INLAND EMPIRE, CA — Two weeks after the Murrieta Valley Unified School District announced it would not enforce its policy requiring that parents be notified if their children identify as transgender, California Attorney General Rob Bonta has — again — set wheels in motion that could prevent another Inland Empire school district from ever enforcing the same policy.
If Bonta wins his argument in court, it will further signal to California public school districts the significant legal risks associated with copycat policies.
On Wednesday, the attorney general filed a motion for final judgment in Bonta v. Chino Valley Unified School District. The motion seeks to ensure that the CVUSD Board of Education never reinstates its recently-rescinded “outing policy.”
The policy adopted in July required that CVUSD officials inform parents/guardians, with minimal exceptions, whenever students request to use names or pronouns different from those on their birth certificates or official records. It further instructed that parents/guardians be notified if students access programs, activities and/or facilities that do not align with their official records. Both the MVUSD and Temecula Valley Unified School District adopted copycat policies that set off a firestorm of controversy in the Southwest Riverside County region.

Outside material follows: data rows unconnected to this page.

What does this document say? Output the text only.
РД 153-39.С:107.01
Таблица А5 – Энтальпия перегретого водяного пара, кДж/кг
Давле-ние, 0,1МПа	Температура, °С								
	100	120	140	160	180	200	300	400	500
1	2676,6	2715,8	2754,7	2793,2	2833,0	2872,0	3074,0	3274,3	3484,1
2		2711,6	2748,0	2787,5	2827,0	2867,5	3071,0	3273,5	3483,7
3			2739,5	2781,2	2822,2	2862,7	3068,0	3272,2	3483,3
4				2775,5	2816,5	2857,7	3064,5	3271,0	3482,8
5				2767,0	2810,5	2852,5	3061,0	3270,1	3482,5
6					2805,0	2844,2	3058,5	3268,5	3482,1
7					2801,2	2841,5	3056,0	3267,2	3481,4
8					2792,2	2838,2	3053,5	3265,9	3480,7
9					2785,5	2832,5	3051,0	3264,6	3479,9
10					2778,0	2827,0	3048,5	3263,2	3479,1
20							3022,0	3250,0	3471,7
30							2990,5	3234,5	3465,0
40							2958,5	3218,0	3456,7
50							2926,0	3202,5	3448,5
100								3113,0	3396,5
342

In August, Bonta sued to challenge the CVUSD policy on the basis that it violated students’ civil and constitutional rights under California law. In October, he obtained a preliminary injunction that temporarily halted the policy. In his oral ruling from the bench, San Bernardino Superior Court Judge Michael Sachs found the main provisions of the CVUSD policy are unconstitutional because they violate the Equal Protection Clause of California’s Constitution and discriminate against transgender and gender nonconforming students.
In Wednesday’s motion, the attorney general urged the court to issue a final judgment in Bonta v. Chino Valley Unified School District “because a live controversy exists, as the District’s conduct signals that it could re-adopt the discriminatory policy absent a final ruling by the Court … .”
The motion asserts that the motivation behind the CVUSD policy was to “create and harbor animosity, discrimination, and prejudice towards transgender and gender-nonconforming students, without any compelling reason to do so … .”
During the passage of the policy last year, CVUSD board members did make statements describing transgender and nonconforming students as suffering from “mental illness” or “perversion” who need help to “get better.”
In the MVUSD, Bonta and the California Department of Education pressured the district to halt its policy. In an April 10 letter, the CDE ordered the district to rescind the policy that was approved by the school board in a 3-2 vote last August and reaffirmed this year.
Following an investigation, the CDE determined the MVUSD policy was illegal under state law because it singled out and adversely impacted one group of students. According to the CDE, the policy offered no educational or administrative purpose that could justify the discrimination.
On April 12, MVUSD officials notified district families that the policy would not be enforced.
In addition to Chino Valley, Murrieta Valley and Temecula Valley USDs, school districts in Orange and Placer counties adopted copycat policies.